Measuring Minneapolis’ creative vitality


“Put ‘visual artist’ on your Schedule C [tax form] so I can count you,” said Gulgun Kayim, the City of Minneapolis’ director of Arts, Culture and Creative Economy. Her presentation, to a group assembled at Chowgirls Parlor April 22, a week after tax deadline, was one of many to be held about the Minneapolis Creative Index.

“The public sector, when doing its job, is data driven” and so is everyone else, said Minneapolis City Council Member Kevin Reich, introducing Kayim. The Minneapolis Creative Index, relying heavily on the Creative Vitality Index (CVI) developed by the Western States Arts Federation (WESTAF), provides data that can be used year to year to compare progress and problems.

“The Creative Vitality Index data includes nuances of the creative sector that many other measures miss. It provides the City with data to compare Minneapolis to the metropolitan region and our metropolitan region to other regions across the country,” Kayim said.

“It will help us develop around our assets,” Kayim said, “to align our commercial with our creative development, and use the power of the creative sector.” She said she’s already been asked to come up with some policy statements in the context of Results Minneapolis. Council members are working on ordinance changes to, for example, allow jewelry making in a commercial node, or as Reich pointed out, allow recording studios, breweries, and flea markets in a neighborhood.

What does the CVI data say? It can be accessed online through this link: coordinator/arts.

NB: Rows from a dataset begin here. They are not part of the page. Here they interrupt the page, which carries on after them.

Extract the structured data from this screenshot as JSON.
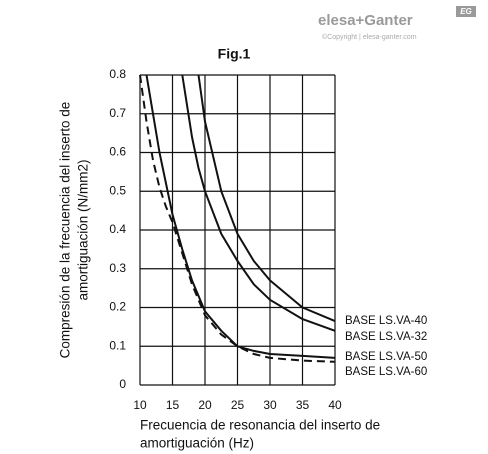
{
  "logo": {
    "brand": "elesa+Ganter",
    "copyright": "©Copyright | elesa-ganter.com",
    "badge": "EG"
  },
  "chart_data": {
    "type": "line",
    "title": "Fig.1",
    "xlabel": [
      "Frecuencia de resonancia del inserto de",
      "amortiguación (Hz)"
    ],
    "ylabel": [
      "Compresión de la frecuencia del inserto de",
      "amortiguación (N/mm2)"
    ],
    "x": [
      10,
      11,
      12,
      13,
      14,
      15,
      16.5,
      18,
      19,
      20,
      22.5,
      25,
      27.5,
      30,
      35,
      40
    ],
    "series": [
      {
        "name": "BASE LS.VA-40",
        "color": "#111111",
        "line_style": "solid",
        "values": [
          null,
          null,
          null,
          null,
          null,
          null,
          null,
          null,
          0.8,
          0.68,
          0.5,
          0.39,
          0.32,
          0.27,
          0.2,
          0.165
        ]
      },
      {
        "name": "BASE LS.VA-32",
        "color": "#111111",
        "line_style": "solid",
        "values": [
          null,
          null,
          null,
          null,
          null,
          null,
          0.8,
          0.64,
          0.56,
          0.5,
          0.39,
          0.32,
          0.26,
          0.22,
          0.17,
          0.14
        ]
      },
      {
        "name": "BASE LS.VA-50",
        "color": "#111111",
        "line_style": "solid",
        "values": [
          null,
          0.8,
          0.7,
          0.6,
          0.52,
          0.44,
          0.35,
          0.27,
          0.23,
          0.19,
          0.14,
          0.1,
          0.088,
          0.08,
          0.075,
          0.07
        ]
      },
      {
        "name": "BASE LS.VA-60",
        "color": "#111111",
        "line_style": "dashed",
        "values": [
          0.8,
          0.68,
          0.58,
          0.51,
          0.46,
          0.42,
          0.34,
          0.26,
          0.22,
          0.18,
          0.13,
          0.1,
          0.08,
          0.07,
          0.063,
          0.06
        ]
      }
    ],
    "xlim": [
      10,
      40
    ],
    "xticks": [
      10,
      15,
      20,
      25,
      30,
      35,
      40
    ],
    "ylim": [
      0,
      0.8
    ],
    "yticks": [
      0,
      0.1,
      0.2,
      0.3,
      0.4,
      0.5,
      0.6,
      0.7,
      0.8
    ],
    "grid": true
  }
}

And, about 3,700 copies of the printed document will be mailed soon to potentially interested parties in the metro area. The Minneapolis Arts Commission will host a presentation on the document 3-4:30 p.m. Monday, May 20, at the Minneapolis Central Library, 300 Nicollet Mall in the Pohlad Hall. Some highlights of the Minneapolis Creative Index are listed in a box accompanying this article, page 6.

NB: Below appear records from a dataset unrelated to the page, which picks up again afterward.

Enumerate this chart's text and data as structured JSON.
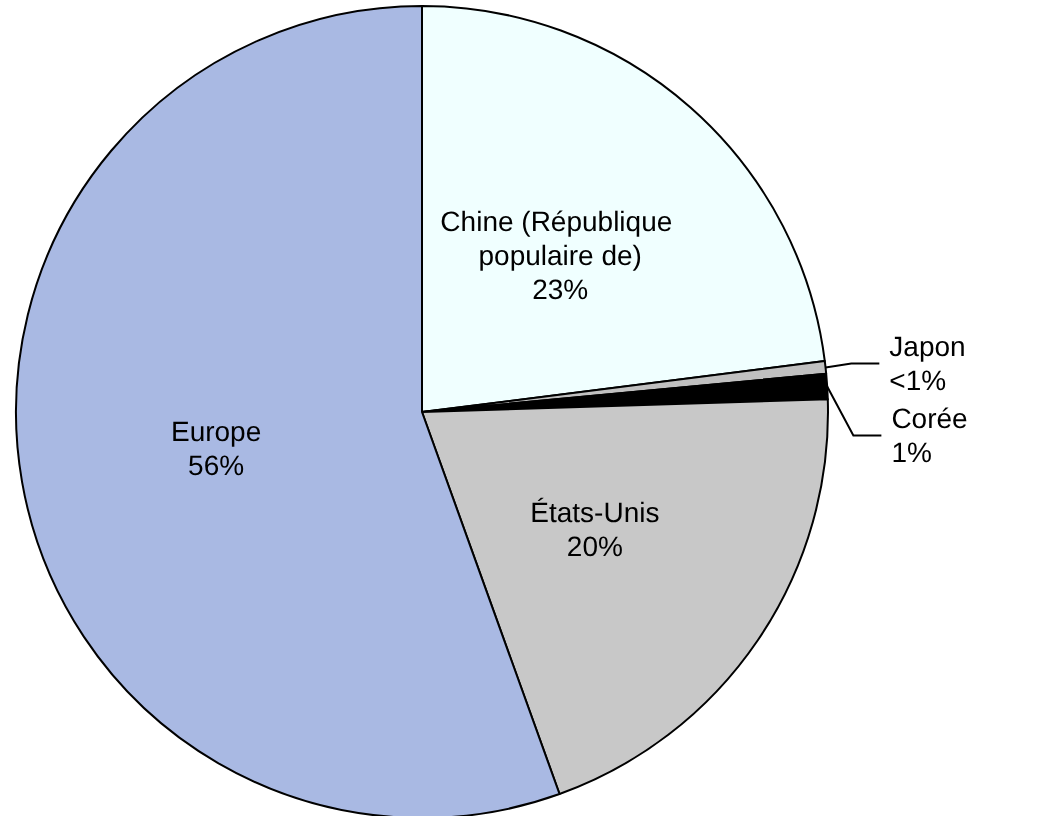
{
  "chart_data": {
    "type": "pie",
    "categories": [
      "Chine (République populaire de)",
      "Japon",
      "Corée",
      "États-Unis",
      "Europe"
    ],
    "values": [
      23,
      0.5,
      1,
      20,
      55.5
    ],
    "value_labels": [
      "23%",
      "<1%",
      "1%",
      "20%",
      "56%"
    ],
    "colors": [
      "#f0ffff",
      "#c0c0c0",
      "#000000",
      "#c8c8c8",
      "#a9b9e3"
    ],
    "legend": false
  }
}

One person asked if there would be a way to measure the building of social capital through arts. Kayim responded that ArtPlace America grantees in other parts of the country, further along than Minneapolis, are working on this. “Social capital” is loosely defined as “social relations that have productive benefits” according to Tristan Claridge on the website, 2004.

ArtPlace America is a national funding source, a collaboration of 13 foundations and six banks that work with the National Endowment for the Arts and other federal agencies “investing in art and culture at the heart of a portfolio of integrated strategies that can drive vibrancy and diversity so powerful that it transforms communities,” according to

Minneapolis recently received ArtPlace grants for the Chicago Avenue Arts District, Creative CityMaking, and Anpetu Was’te Cultural Arts Market. The person who asked the question is involved in the Chicago Avenue Arts District, coordinated through Pillsbury House.

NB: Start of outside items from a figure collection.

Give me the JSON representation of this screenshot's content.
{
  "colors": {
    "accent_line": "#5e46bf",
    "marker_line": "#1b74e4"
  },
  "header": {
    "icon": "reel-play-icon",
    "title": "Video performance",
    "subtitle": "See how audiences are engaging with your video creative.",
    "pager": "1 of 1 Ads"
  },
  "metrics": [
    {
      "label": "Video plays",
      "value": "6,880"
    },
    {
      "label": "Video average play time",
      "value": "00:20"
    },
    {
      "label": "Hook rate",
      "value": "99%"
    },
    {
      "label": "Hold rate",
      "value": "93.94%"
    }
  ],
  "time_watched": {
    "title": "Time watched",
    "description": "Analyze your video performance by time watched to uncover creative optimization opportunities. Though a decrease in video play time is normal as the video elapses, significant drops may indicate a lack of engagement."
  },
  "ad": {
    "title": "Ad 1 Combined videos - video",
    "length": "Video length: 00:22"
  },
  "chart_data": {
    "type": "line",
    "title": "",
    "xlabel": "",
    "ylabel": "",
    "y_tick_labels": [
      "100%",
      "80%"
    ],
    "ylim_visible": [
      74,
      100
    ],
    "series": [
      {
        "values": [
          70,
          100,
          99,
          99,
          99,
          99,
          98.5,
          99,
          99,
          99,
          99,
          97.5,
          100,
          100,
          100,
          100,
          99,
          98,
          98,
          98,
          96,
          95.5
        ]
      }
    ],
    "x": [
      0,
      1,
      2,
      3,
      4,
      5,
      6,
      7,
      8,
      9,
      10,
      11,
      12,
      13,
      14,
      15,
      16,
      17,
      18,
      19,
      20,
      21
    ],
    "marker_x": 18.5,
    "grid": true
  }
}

Jennifer Arave of ArtShare, also featured on the April 22 program, talked about their life size book project, parade project of wearable floats, and the audio guided walking tours which all involved artistic products “by Northeasters, gifted to Northeasters, FUBU, for us by us.” These shared art experiences are examples of building social capital.

Doug Padilla, who said he is not a free-market capitalist, said he recently visited Santa Monica, which used to be a really special place, like what we want Northeast to be. “Now it’s horrible, it’s all chain stores. It’s ruined. How do you own your community? Property owners are selling to the chains. How do you stop them?”

Adelheid Koski, the volunteer chair of the Holland Neighborhood Improvement Association (which sponsored ArtShare and is where Reich made his first mark on Northeast as a project director), said this is one job for volunteers. “Neighborhood leaders need to

liaise to explain the importance of the arts.” She commented that the warehouses where art is made are isolated, that except for the events like Art-A-Whirl it is hard for residents to connect. “We have restaurants, perhaps we need pop-up galleries” on Central Avenue.

Kayim and Reich agreed that chains can be capped or discouraged. Reich said, “the chains won’t land unless the space fits their formula.” And through small area plans (a city planning tool) a neighborhood can stay unfriendly to those formulas.

Participating in such planning efforts is just one way to underscore the value of art. The other: If applicable, report income from art and declare oneself as an artist on the tax forms, so that the true creative density of a ZIP code can be measured.

Editor’s note: Margo Ashmore is a Minneapolis Arts Commissioner and served on the Steering Committee for the Minneapolis Creative Index 2013.